Em 30, Júlio Prestes e Costa Rego foram exilados para a França. Encontraram-se, numa tarde de neve, à beira do Sena. Costa Rego inconsolável:
-Olhe, Júlio, eu entendo que você esteja aqui. Afinal, foi o candidato à presidência da Republica, a oposição se rebelou e tomou o poder. Eles não iriam querer deixa-lo lá. Mas eu, pobre jornalista e político de Alagoas, não era ameaça nenhuma. Não me conformo.
-Não se conforma, por que? Todos diziam que você ia ser meu ministro da Justiça. É verdade que eu nunca tinha pensado nisso.
-Ora, Júlio, por que você está dizendo isso, nesta tarde tão fria, tão triste? Não custava nada ser amável agora.
E a neve continuou caindo à beira do Sena e dentro dos dois.
MANGABEIRA
Exilado em 30, o ex-ministro do Exterior Octavio Mangabeira estava na Bélgica, e lá encontrou ex-Chanceler da China, também exilado e vivendo como monge em um mosteiro.
Velhos conhecidos de conferencias internacionais, a conversa espichou. Mangabeira não se conformava com o exílio e estava surpreso com a tranquilidade do chinês:
-O que se deve fazer quando a política vira e a gente perde o poder e o direito de viver na própria terra?
-Rezar.
Quinze anos depois, Mangabeira voltava ao poder. O chinês, nunca mais. Continuou rezando.
GILBERTO AMADO
Gilberto Amado, o escritor magnífico, antes de ir para a ONU era embaixador do Brasil no Chile em 37. Em um jantar, uma mulher chamou o Brasil de “paíszinho”, ele lhe deu um tabefe, teve que voltar logo, escoltado. Perguntaram-lhe por que:
-O país é muito bom. Mas não tem calado para Gilberto Amado.

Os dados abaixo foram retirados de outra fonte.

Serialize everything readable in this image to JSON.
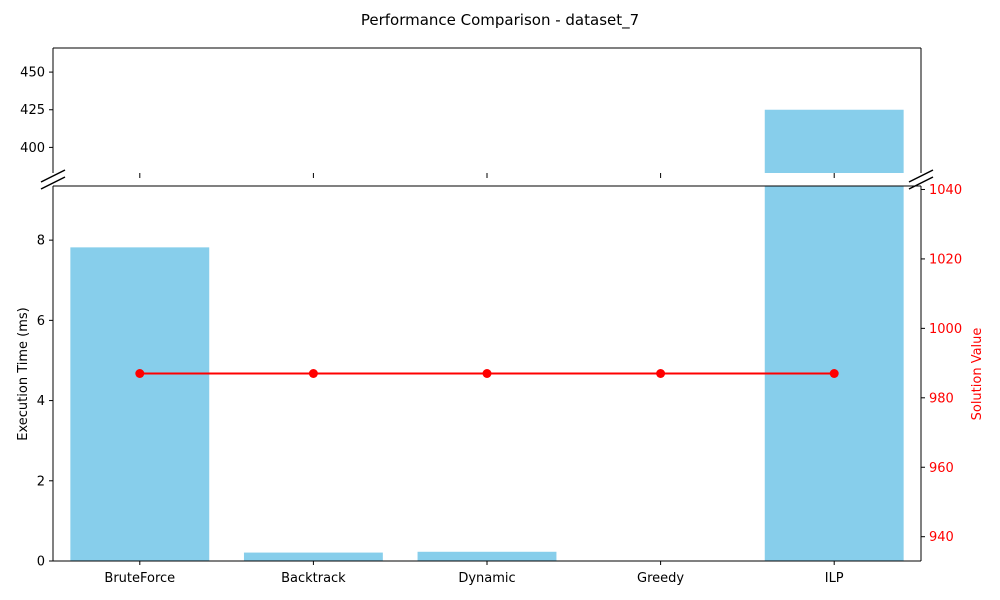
{
  "chart_data": {
    "type": "bar",
    "title": "Performance Comparison - dataset_7",
    "categories": [
      "BruteForce",
      "Backtrack",
      "Dynamic",
      "Greedy",
      "ILP"
    ],
    "xlabel": "",
    "ylabel": "Execution Time (ms)",
    "y2label": "Solution Value",
    "broken_axis": true,
    "grid": false,
    "series": [
      {
        "kind": "bar",
        "axis": "left",
        "color": "#87ceeb",
        "values": [
          7.82,
          0.21,
          0.23,
          0.0,
          425
        ]
      },
      {
        "kind": "line",
        "axis": "right",
        "color": "#ff0000",
        "marker": "circle",
        "values": [
          987,
          987,
          987,
          987,
          987
        ]
      }
    ],
    "upper_panel": {
      "ylim": [
        383,
        466
      ],
      "yticks": [
        400,
        425,
        450
      ]
    },
    "lower_panel": {
      "ylim": [
        0,
        9.35
      ],
      "yticks": [
        0,
        2,
        4,
        6,
        8
      ]
    },
    "right_axis": {
      "ylim": [
        933,
        1041
      ],
      "yticks": [
        940,
        960,
        980,
        1000,
        1020,
        1040
      ],
      "color": "#ff0000"
    }
  }
}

De punição, Macedo Soares, ministro do Exterior, deixou-o muito tempo sem posto. Ele não se conformava:
-Qualquer dia desses, entro no Itamaraty com uma metralhadora debaixo do braço, vou ao gabinete do ministro e tatatatatá tatatatatá, Macedo para um lado, Soares para o outro.
PRESTES
Siqueira Campos, chefe da conspiração em São Paulo, em 30, chamou Oscar Pedroso Horta, redator do “Estado de S. Paulo”:
-Preciso renovar meus códigos de comunicação com Prestes, que está em Buenos Aires, levar uns mapas para ele organizar os planos do levante e trazer de lá um aparelho de radio mais possante. Mas não esqueça: são mapas de guerra, privativos das Forças Armadas. Você vai cometer um crime de traição à Pátria. Topa?

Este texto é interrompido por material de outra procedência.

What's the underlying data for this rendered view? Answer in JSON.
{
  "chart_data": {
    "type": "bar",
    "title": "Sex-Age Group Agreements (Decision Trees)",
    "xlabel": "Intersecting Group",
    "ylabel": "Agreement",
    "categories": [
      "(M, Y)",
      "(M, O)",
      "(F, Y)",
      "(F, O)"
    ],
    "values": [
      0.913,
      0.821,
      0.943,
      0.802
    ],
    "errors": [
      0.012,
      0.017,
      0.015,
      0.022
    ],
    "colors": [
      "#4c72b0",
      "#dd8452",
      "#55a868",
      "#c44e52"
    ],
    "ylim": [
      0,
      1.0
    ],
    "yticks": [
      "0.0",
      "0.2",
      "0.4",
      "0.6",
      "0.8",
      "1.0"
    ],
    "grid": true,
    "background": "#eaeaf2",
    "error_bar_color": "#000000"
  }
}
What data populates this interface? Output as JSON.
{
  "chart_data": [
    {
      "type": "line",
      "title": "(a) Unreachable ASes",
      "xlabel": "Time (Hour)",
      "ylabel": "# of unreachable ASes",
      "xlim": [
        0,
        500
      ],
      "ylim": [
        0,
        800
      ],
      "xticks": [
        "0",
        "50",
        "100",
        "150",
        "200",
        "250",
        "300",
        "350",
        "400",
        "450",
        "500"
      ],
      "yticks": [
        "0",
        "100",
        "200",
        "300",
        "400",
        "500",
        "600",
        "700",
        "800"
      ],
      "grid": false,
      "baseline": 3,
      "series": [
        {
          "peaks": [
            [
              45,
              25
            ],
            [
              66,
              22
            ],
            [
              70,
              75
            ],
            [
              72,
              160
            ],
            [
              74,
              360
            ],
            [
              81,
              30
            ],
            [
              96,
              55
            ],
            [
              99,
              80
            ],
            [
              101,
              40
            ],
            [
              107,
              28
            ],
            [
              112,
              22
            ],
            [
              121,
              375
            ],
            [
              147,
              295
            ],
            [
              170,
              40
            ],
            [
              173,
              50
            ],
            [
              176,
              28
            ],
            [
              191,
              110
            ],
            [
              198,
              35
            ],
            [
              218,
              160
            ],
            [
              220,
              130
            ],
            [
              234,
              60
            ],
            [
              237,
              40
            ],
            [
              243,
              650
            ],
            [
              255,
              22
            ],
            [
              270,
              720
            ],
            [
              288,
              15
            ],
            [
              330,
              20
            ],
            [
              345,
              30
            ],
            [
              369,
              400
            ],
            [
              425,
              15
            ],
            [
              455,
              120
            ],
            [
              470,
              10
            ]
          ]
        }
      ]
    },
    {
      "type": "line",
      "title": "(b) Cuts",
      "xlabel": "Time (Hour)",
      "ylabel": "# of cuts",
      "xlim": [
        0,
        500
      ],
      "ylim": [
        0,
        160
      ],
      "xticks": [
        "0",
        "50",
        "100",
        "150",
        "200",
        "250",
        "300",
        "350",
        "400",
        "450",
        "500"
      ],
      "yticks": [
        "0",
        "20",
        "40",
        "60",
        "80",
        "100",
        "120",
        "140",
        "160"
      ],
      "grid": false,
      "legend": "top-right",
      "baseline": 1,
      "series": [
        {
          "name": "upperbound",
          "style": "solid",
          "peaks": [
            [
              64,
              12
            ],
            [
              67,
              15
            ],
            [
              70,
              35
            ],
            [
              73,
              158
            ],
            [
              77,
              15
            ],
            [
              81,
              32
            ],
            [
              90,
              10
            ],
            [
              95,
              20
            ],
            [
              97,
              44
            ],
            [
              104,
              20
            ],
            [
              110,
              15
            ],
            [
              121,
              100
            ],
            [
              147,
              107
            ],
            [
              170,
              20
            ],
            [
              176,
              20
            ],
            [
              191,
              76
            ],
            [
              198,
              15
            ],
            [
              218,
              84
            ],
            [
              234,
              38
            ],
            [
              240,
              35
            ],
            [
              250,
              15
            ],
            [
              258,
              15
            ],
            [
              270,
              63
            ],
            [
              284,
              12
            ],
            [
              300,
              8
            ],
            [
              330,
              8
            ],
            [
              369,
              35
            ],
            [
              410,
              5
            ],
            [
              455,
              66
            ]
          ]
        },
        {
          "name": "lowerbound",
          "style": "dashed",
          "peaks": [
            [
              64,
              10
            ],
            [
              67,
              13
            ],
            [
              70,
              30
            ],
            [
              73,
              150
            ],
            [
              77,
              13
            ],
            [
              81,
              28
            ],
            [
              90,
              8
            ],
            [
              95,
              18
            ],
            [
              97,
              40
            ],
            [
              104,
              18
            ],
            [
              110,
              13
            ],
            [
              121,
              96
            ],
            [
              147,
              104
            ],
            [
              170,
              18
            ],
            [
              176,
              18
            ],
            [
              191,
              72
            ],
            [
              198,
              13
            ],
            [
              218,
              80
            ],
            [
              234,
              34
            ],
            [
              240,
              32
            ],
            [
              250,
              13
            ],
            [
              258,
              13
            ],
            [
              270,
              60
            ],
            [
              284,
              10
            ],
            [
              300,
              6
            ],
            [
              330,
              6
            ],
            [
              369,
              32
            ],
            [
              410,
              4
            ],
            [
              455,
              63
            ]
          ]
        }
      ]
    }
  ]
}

Pedroso Horta topou. Pegou um avião da Nirba numa praia de Santos, dormiu em Porto Alegre, desceu em Montevidéu e voou para Buenos Aires, com aquele rolo enorme de mapas debaixo do braço. Foi para o hotel, de manhã procuraria Prestes no endereço marcado.
De repente, batem na porta do quarto. Era um homenzinho muito magro, com botinas de elástico:
-Sou o comandante Luis Carlos Prestes. O senhor não é Oscar Pedroso Horta? Trouxe uma encomenda de São Paulo para mim?
-Não o conheço. Vim a negócios, não trouxe nada para ninguém.
O homenzinho foi embora. Pedroso Horta trocou logo de hotel, pegou um táxi e foi ao endereço de Prestes. Bateu na porta. Alguém abriu. Era exatamente o homenzinho muito magro, Prestes.